Он рассмеялся и договорил:
– Я не встречал такой девы, Белег. Может быть, ее и на свете нет. Наверное, я влюблен в мечту…
Дориатец нахмурился, размышляя. Да, столь решительной девы он не знал. Но та, о ком он сейчас думал, была похожа на птенца орла – в яйце. Почти невозможно угадать, что таится под ровной и гладкой скорлупой. Милое дитя – и не более. Еще не распустившийся цветок. Душа, еще не осознавшая саму себя. Но Перворожденный ощущал, что рано или поздно эта девочка разобьет скорлупу, и вот тогда…
Белег отчетливо понял, что мечтает поженить лорда Аглона и принцессу Дориата. «Он бы помог этому птенцу войти в мир и расправить крылья. Она бы помогла Неистовому снова стать Благородным. Если есть во всей Арде пара, которую Единый предназначил друг другу, то это – Келегорм и Лучиэнь».

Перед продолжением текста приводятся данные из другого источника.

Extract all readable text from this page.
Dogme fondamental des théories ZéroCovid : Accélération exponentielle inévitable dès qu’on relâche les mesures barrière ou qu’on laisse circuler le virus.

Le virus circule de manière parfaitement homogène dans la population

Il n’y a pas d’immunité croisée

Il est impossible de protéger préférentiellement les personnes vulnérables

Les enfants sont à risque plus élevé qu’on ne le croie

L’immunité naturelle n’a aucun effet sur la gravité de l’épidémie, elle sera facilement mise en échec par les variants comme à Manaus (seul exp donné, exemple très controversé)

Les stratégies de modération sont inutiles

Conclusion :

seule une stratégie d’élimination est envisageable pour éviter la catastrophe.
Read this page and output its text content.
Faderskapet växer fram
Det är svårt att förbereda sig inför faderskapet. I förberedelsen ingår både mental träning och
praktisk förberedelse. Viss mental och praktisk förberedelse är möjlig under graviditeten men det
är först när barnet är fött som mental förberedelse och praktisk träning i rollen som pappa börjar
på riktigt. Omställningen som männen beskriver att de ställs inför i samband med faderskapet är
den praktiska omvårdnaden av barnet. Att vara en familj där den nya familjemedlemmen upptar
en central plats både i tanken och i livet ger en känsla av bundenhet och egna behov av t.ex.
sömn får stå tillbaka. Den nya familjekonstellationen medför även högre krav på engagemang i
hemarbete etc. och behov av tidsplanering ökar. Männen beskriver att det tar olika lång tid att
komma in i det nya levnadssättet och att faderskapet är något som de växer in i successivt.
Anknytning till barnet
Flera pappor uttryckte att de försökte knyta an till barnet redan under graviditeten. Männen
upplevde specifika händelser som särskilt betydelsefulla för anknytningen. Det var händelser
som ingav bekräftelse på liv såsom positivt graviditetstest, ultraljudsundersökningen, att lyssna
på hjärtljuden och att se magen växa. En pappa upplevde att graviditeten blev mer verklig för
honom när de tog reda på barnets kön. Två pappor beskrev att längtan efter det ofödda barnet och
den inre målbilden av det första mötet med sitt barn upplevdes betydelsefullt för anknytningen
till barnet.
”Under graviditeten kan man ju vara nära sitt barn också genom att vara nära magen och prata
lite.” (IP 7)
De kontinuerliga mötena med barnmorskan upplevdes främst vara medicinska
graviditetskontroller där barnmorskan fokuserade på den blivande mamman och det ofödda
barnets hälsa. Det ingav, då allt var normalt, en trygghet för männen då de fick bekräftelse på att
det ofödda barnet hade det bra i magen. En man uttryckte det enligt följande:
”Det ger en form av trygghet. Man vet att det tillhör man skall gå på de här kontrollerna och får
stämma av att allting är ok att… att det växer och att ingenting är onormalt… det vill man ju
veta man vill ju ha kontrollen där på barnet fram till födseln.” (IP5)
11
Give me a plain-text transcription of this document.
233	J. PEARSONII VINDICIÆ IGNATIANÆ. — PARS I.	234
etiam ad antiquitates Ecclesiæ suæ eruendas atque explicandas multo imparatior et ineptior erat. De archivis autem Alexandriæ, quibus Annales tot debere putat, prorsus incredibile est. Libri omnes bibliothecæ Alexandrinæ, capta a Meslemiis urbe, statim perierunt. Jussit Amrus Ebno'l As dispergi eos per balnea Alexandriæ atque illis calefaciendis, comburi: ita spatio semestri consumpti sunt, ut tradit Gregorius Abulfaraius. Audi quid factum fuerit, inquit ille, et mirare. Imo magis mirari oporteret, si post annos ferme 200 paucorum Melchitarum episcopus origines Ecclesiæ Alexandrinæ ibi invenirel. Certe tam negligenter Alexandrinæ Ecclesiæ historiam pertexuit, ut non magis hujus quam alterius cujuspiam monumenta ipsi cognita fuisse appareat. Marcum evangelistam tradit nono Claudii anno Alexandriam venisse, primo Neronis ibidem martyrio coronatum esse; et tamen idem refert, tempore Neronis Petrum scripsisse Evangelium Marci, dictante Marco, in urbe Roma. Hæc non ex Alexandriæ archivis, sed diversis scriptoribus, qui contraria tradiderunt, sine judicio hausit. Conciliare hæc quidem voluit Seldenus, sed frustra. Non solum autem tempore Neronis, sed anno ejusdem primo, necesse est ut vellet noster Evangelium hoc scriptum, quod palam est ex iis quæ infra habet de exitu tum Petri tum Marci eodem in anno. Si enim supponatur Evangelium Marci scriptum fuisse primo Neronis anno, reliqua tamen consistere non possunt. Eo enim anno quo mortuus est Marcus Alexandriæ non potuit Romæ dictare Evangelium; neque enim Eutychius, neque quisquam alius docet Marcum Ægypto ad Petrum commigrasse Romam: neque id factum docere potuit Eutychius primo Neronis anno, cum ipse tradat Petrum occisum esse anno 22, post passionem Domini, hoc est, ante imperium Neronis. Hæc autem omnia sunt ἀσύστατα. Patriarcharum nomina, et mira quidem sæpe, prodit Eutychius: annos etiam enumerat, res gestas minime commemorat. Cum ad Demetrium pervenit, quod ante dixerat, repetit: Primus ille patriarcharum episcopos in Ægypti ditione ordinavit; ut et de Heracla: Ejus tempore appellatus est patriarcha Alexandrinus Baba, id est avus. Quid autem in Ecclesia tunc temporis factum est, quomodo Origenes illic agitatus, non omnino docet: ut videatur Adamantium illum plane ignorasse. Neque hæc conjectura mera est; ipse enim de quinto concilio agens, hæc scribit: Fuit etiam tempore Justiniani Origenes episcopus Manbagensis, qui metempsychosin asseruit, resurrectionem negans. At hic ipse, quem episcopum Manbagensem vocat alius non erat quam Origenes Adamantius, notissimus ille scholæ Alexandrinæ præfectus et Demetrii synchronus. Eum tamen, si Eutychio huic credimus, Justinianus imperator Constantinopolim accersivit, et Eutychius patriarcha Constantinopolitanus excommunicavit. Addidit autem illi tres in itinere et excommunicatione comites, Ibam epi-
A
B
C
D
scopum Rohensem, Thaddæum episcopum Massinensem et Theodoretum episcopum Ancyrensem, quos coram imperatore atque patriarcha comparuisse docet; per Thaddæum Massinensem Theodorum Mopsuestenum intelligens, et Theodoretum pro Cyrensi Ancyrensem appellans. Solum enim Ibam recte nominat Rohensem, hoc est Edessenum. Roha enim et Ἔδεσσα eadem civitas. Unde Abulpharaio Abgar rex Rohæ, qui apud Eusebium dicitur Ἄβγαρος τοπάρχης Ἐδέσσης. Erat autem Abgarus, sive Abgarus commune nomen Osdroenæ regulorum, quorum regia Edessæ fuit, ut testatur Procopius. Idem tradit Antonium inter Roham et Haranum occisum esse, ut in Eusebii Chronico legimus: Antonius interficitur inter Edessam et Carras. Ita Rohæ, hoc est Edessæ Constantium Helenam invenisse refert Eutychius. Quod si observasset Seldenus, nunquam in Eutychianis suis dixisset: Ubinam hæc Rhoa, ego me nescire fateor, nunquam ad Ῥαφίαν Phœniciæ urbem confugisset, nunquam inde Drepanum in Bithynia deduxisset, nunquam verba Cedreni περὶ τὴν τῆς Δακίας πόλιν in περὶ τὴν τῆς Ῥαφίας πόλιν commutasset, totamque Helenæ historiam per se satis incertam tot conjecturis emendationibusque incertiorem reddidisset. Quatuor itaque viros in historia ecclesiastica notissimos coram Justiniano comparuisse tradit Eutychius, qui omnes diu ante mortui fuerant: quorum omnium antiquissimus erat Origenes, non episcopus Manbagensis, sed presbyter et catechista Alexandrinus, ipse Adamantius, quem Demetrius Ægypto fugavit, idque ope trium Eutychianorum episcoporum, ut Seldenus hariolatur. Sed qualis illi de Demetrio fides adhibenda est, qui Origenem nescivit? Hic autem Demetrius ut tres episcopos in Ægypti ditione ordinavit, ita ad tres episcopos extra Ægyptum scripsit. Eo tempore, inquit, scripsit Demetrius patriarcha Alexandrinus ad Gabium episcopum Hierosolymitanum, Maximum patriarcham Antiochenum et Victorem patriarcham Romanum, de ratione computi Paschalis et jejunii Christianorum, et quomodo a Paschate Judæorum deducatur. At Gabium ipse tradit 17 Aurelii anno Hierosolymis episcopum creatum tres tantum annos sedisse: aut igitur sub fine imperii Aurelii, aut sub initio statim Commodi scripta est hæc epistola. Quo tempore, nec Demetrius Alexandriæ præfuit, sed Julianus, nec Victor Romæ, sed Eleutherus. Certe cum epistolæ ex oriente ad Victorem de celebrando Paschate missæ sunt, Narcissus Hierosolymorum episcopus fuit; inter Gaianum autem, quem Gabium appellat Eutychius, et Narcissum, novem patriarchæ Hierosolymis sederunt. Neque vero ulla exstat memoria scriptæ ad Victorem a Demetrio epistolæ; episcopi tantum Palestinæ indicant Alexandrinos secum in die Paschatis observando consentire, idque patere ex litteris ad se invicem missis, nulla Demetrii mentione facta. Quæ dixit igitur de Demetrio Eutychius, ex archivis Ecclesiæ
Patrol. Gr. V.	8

С уст Белега уже готово было сорваться «я знаю такую девушку, о которой ты говоришь» – но дориатец вовремя представил себе свой грядущий разговор с Тинголом. «Сказать ему, что нолдор, сын Феанора, обагренный кровью тэлери, – это подходящий жених для его дочери?! А если… не спешить? Убедить Элу позволить Келегорму приехать ко мне… не в Менегрот, а в мое гнездо? Дать ему увидеть Лучиэнь? Если я прав и если они – пара, то им хватит и одного взгляда… Да, но что потом? Тингол не простит Келегорму Альквалондэ, а Келегорм не простит ему этой гордости…»
Белег молчал, с отчаяньем понимая, что – не судьба. Брак Келегорма и Лучиэни невозможен.
А как хорошо бы было…
Вечер. Пир. Песни.
Хозяин и гость сидели поодаль, не принимая участия в общем веселье. Друзьям хотелось наговориться впрок – пока есть возможность.
– А где Мегвен? – спросил Белег, долго и безуспешно разглядывая собравшихся.
– Она оставила нас, – вздохнул лорд Аглона.
– Погибла?!
– Нет, нет. Просто забрала дочь и уехала куда-то на юг. Кажется, в Оссирианд. Я не знаю.
– У них с Райво была дочь?
– Да… И Мегвен сказала, что потерять и отца и мать – это слишком для ребенка.
– Понимаю.
– Я… я пытался ее удержать. Просил остаться в Аглоне. Говорил, что больше никогда не пущу на охоту. Но она…
Дориатец кивнул, ответив не словами, а волной сочувствия.
А кто-то из воинов тем временем пел:
– Для меня всегда было загадкой, как воительница может печь хлеб, – проговорил Белег позже. – Но в ее лембасе было такое тепло… Видно, она сильнее многих стремилась к мирной жизни.